Швинн поднялся на ноги, держа фотоаппарат на ремешке, поправил галстук. На простом лице жителя Оклахомы появилось удовлетворение. Он был холоден как лед. Как часто он видит такое? И как часто становишься свидетелем подобного, работая в отделе убийств? Первые семь смертей, даже Кайла Родригеса, вполне можно было перенести, но это…

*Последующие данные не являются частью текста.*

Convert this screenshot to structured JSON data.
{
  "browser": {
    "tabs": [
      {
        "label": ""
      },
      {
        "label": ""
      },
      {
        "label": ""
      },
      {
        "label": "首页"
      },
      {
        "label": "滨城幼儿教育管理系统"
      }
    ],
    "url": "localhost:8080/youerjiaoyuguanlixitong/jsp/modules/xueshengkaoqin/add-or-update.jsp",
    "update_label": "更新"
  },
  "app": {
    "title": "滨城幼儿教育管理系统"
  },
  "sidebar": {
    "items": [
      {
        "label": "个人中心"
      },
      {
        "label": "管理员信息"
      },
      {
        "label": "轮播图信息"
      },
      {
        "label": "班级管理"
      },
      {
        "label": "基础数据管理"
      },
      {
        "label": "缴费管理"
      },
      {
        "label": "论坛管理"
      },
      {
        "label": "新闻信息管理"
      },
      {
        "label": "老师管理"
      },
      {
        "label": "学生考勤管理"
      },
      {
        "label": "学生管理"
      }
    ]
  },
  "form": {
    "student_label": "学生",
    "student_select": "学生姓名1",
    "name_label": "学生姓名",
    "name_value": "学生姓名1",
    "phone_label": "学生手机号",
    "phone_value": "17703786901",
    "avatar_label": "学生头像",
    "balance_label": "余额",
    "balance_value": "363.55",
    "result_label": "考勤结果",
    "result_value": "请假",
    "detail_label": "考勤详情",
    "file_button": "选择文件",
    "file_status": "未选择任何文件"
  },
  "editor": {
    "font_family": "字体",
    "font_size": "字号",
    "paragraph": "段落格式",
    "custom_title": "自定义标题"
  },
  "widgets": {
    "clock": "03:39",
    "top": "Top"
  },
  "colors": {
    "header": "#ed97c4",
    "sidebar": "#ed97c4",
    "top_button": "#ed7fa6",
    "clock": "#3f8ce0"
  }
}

Швинн показал на поднятые ноги девушки.
— Видишь, как он ее положил? Это послание, дружок. Он словно обращается к нам, будто говорит через нее с нами. Что она должна нам сказать, приятель?
Майло молча покачал головой.
— Он хотел, чтобы она сказала: «Трахните меня», — заявил Швинн. — Не только нам, всему миру. Давайте идите сюда все, весь проклятый мир. И трахните меня, дуру. Вы можете сделать со мной что захотите, а я вам не в состоянии помешать. Он использует ее как… марионетку. Знаешь, так дети играют в куклы и говорят за них то, что сами боятся произнести вслух. Этот тип точно такой же. Только он любит больших кукол.
— Он чего-то боится? — недоверчиво спросил Майло.
— А ты как думаешь? — сказал Швинн. — Мы с тобой имеем дело с трусом, он не умеет разговаривать с женщинами, боится нормально с ними трахаться. Это вовсе не значит, что он тряпка и слизняк. Он вполне может оказаться этаким могучим красавчиком. Он, конечно, ужасно нервничал, когда все это проделывал. — Швинн бросил взгляд на ноги девушки. — Положил ее здесь, на довольно открытом месте, его ведь могли увидеть. Вот что я хочу сказать: ты поиграл с телом, тебе нужно от него избавиться, ты засунул его в машину и пытаешься решить, где бы потом выбросить. Куда ты направишься?
— Куда-нибудь в тихое, пустынное место.
— Именно. Потому что ты совсем не нервный тип, для тебя задача состоит в том, чтобы выбросить труп. А наш клиент относится к другой категории. С одной стороны — он умен: положил тело у самой дороги, чтобы, как только закончит, сесть в машину и умчаться с места преступления. На сто первом шоссе никто ни на кого не обратил внимания. Он дождался наступления темноты, убедился сначала, что его никто не видит, остановился, положил труп и уехал в ночь. Отличный план. Время выбрано удачно, когда час пик уже прошел. Но он все-таки рискнул и немного задержался, чтобы поиграть со своей марионеткой. Значит, ему не просто нужно было избавиться от тела. Он устроил настоящее действо — и насладился творением собственных рук. Он не глуп и не безумен.
— Играет, — проговорил Майло, потому что такое объяснение показалось ему приемлемым.
Почему-то пришла мысль о шахматах, однако ему никак не удавалось уложить происшедшее в рамки какой-нибудь определенной игры.